American singer-songwriter Zola Jesus continues her musical journey with Taiga, her fifth studio album in five years.
It is not hard to see why her sound, influenced by industrial, electronica, classical music and goth, has been compared to that of artists like Joy Division, Kate Bush and Florence Welch. Produced by Zola and co-produced by Dean Hurley, Taiga is an intense studio effort with Zola’s powerful, haunting vocals over occasionally experimental musical backing.
Zola’s haunting, echoing wails and ominous synths conjure a nightmarish atmosphere on the brief opening title track. Unfortunately, its momentum is killed off slightly by the busy beats and brass, which attempt to sound triumphant.
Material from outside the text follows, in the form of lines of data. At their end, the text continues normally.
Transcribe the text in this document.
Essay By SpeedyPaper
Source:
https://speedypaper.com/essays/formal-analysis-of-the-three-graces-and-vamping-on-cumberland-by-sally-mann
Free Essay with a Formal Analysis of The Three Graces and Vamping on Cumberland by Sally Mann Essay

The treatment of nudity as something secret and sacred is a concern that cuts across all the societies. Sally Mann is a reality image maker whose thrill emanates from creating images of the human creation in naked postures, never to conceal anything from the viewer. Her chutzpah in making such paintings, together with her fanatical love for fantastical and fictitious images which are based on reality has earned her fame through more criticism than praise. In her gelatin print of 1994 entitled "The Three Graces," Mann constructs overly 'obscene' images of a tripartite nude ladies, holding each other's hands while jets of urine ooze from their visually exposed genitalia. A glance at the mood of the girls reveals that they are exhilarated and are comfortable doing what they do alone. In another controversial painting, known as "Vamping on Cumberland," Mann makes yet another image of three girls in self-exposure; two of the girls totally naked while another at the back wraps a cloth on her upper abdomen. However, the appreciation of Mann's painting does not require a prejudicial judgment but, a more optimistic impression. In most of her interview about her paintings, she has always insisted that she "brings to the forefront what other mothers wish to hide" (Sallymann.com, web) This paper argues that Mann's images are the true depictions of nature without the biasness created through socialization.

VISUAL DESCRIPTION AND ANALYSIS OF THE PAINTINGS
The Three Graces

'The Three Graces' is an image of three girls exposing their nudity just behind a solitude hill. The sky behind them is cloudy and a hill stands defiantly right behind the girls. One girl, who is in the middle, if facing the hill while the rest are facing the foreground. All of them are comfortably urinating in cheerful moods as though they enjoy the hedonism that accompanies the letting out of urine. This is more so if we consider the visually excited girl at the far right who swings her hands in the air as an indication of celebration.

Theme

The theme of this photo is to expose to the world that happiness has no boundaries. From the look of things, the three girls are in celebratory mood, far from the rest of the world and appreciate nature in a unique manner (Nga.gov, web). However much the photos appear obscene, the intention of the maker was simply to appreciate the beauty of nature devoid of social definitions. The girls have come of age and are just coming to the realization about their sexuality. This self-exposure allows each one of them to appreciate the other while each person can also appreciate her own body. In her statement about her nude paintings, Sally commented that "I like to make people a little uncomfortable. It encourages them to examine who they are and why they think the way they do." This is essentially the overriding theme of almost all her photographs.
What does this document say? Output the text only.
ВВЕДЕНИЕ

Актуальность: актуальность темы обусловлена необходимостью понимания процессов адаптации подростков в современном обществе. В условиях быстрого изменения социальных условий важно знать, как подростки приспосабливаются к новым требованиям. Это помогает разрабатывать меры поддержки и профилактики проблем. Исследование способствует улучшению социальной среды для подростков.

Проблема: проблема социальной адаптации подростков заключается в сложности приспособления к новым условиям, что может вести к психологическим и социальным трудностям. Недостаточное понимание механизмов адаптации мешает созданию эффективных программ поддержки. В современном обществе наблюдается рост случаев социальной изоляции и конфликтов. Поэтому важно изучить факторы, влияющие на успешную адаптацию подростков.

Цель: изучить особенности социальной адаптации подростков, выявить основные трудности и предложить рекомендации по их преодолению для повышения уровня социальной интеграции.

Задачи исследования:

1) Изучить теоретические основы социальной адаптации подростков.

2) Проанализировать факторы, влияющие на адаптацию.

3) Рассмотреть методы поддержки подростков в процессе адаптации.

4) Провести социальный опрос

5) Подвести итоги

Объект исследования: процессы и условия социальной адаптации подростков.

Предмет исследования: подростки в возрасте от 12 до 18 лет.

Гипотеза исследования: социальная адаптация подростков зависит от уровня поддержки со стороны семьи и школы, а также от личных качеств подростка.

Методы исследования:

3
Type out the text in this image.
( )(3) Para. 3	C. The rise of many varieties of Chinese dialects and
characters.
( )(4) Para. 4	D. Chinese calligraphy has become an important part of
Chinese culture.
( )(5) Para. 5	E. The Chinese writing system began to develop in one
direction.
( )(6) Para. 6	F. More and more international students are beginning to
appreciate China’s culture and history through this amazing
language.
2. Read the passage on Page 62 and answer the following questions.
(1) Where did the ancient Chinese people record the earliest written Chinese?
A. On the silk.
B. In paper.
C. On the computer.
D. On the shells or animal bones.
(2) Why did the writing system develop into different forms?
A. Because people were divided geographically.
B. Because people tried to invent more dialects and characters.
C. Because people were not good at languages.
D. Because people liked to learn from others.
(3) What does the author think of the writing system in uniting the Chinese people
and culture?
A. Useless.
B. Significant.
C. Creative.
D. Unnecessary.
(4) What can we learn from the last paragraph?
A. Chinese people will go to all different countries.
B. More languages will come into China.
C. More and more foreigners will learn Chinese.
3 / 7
Straight after, the hard-hitting, gentle disco of Dangerous Days exhilarates. It is an obvious lead single, propelled by Zola’s exultant vocals (whose ‘ohs’ allow the track to skyrocket), optimistic tambourine, a deadened but motivating drum beat and a memorable ‘it’s dangerous’ hook.
Dust and Hunger are both growers, as both showcase nervous-drum-machine-assisted, eerie electronica. The former changes tempo and mood abruptly without catching a break. The latter’s laughable brass gives way to subtle verses and discordant choruses where the high-pitched synths clash abrasively against Zola’s melodic delivery.
The unsteady, synth blips, harsh strings and the bombastic brass almost completely overwhelm the strong songwriting of Ego¸ whereas the chorus in Lawless is directionless.
It is at the tail-end of Taiga where Zola’s potential really shines through. Watery synths and bright chimes ring in the moody Long Way Down, which exudes promise and hope in its soaring choruses. The previously gaudy brass actually sounds fitting in the choruses of Hollow, as Zola’s exposed vocals truly stick to the meaning in the song title. Finally, the sparse It’s Not Over rallies with its uplifting, catchy ‘away, nooow’ chorus, its redeeming ‘it’s not over tonight’ post-chorus and percussive ‘it’s not over’ bridge. Again, the brass that proved too much on earlier tracks gives the song an emotional punch to drive it home and close the album.
Zola Jesus’ fifth album has a few quality songs, featuring some effective vocal production to maximise emotional impact including a mix of both single and double-tracked vocals. There are moments where the production could have been wound back a bit, but at least Zola is finding her sound.